- 4.
procedure max(a1,a2,...,an : integers)
if n = 1 then max(a1,a2,...,an) := a1
else
begin
m := max(a1,a2,...,an-1)
if m > an then max(a1,a2,...,an) := m
else max(a1,a2,...,an) := an
end
- 6.
procedure power(x,n,m: positive integers)
if n = 1 then power(x,n,m) := x mod m
else power(x,n,m) := (x power(x,n-1,m)) mod m
- 8. Input is a list a1,...,an of integers, call it L. If n = 1,
then the output is that the mode is a1 and it appears 1 time.
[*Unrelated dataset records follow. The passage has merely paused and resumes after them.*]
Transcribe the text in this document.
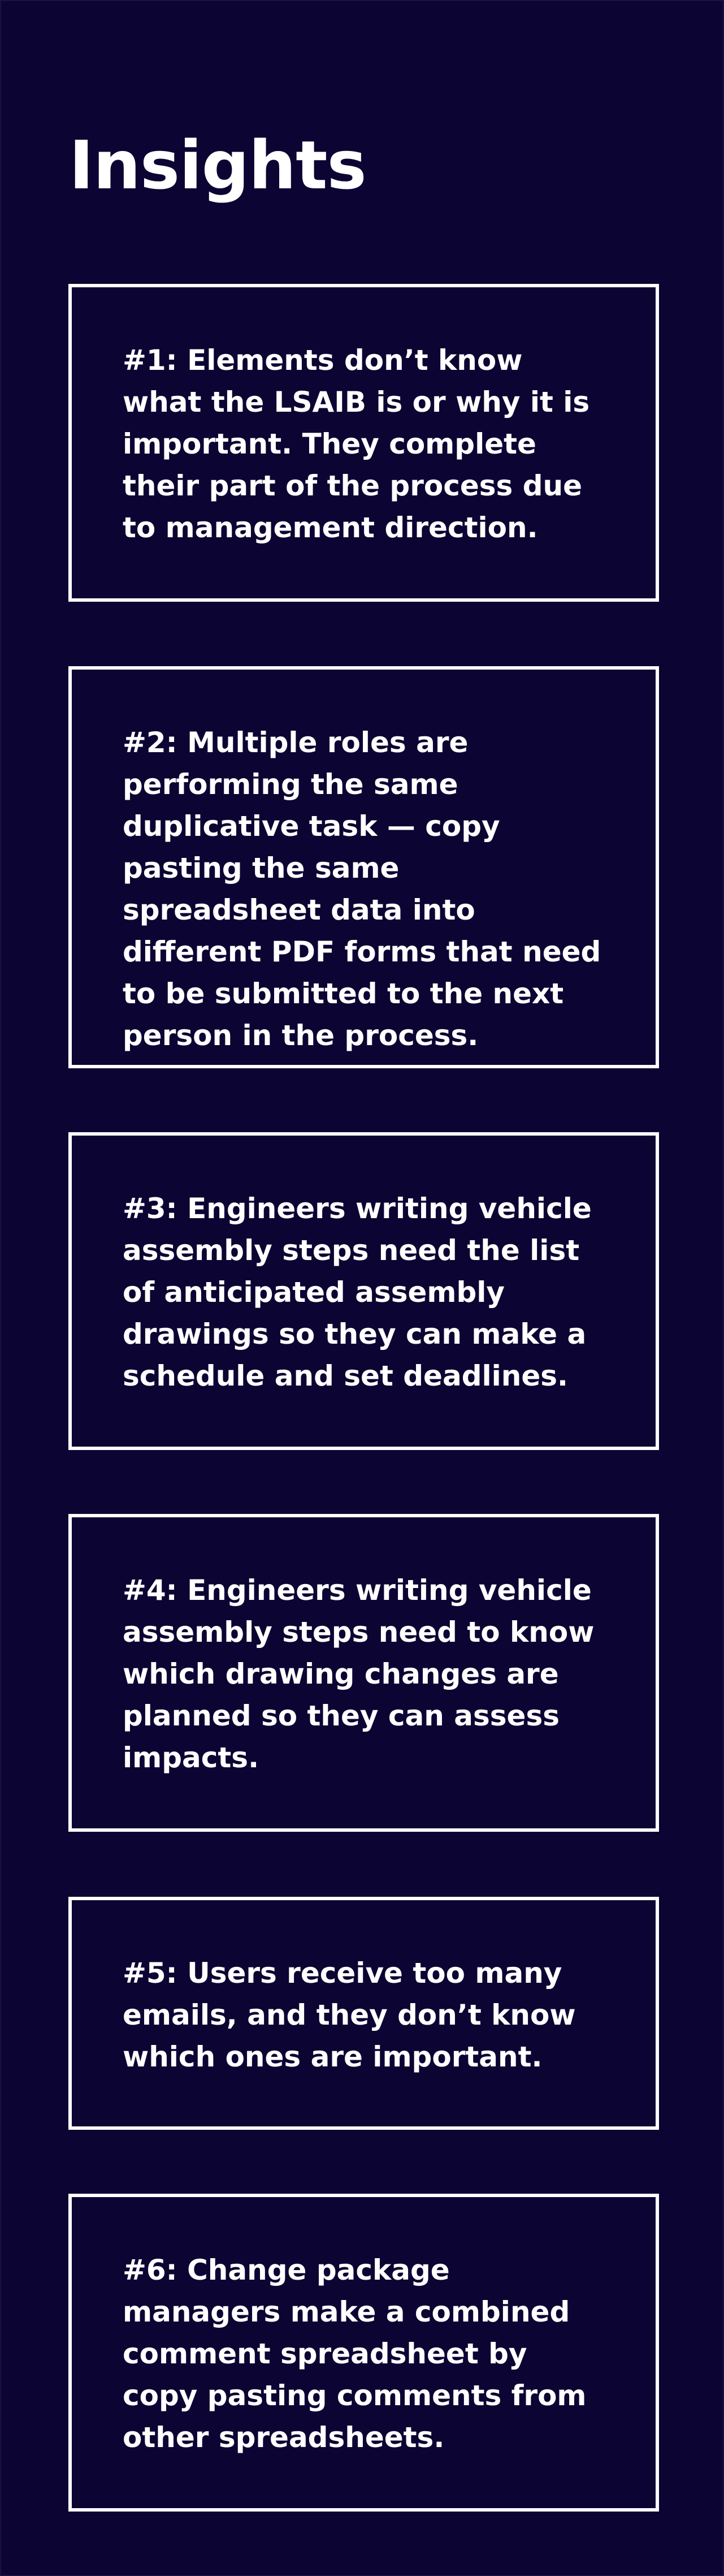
Insights

#1: Elements don’t know what the LSAIB is or why it is important. They complete their part of the process due to management direction.

#2: Multiple roles are performing the same duplicative task — copy pasting the same spreadsheet data into different PDF forms that need to be submitted to the next person in the process.

#3: Engineers writing vehicle assembly steps need the list of anticipated assembly drawings so they can make a schedule and set deadlines.

#4: Engineers writing vehicle assembly steps need to know which drawing changes are planned so they can assess impacts.

#5: Users receive too many emails, and they don’t know which ones are important.

#6: Change package managers make a combined comment spreadsheet by copy pasting comments from other spreadsheets.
For n >
1, form a new list L' by deleting from L the term an and all terms in
L equal to an. Let k be the number of terms deleted. If k = n, then
the output is that the mode is an and it appears n times. Otherwise,
apply the algorithm recursively to L', obtaining a mode m, which
appears t times. Now if t >= k, then the output is that the mode is m
and it appears t times; otherwise the output is that the mode is an
and it appears k times.
- 12.
procedure fastpower(n: positive integer, a: real number)
if n = 1 then fastpower(n,a) := a
else if n is even then fastpower(n,a) := fastpower(n/2,a)^2
else fastpower(n,a) := a fastpower((n-1)/2,a)^2
- 14. To compute f7, algorithm 7 requires f8 - 1 = 20 additions,
and algorithm 8 requires 7 - 1 = 6 additions.
- 20. The iterative algorithm is much more efficient. If we compute
with the recursive algorithm, we end up computing the small vlues
over and over and over again. Try it for n = 5.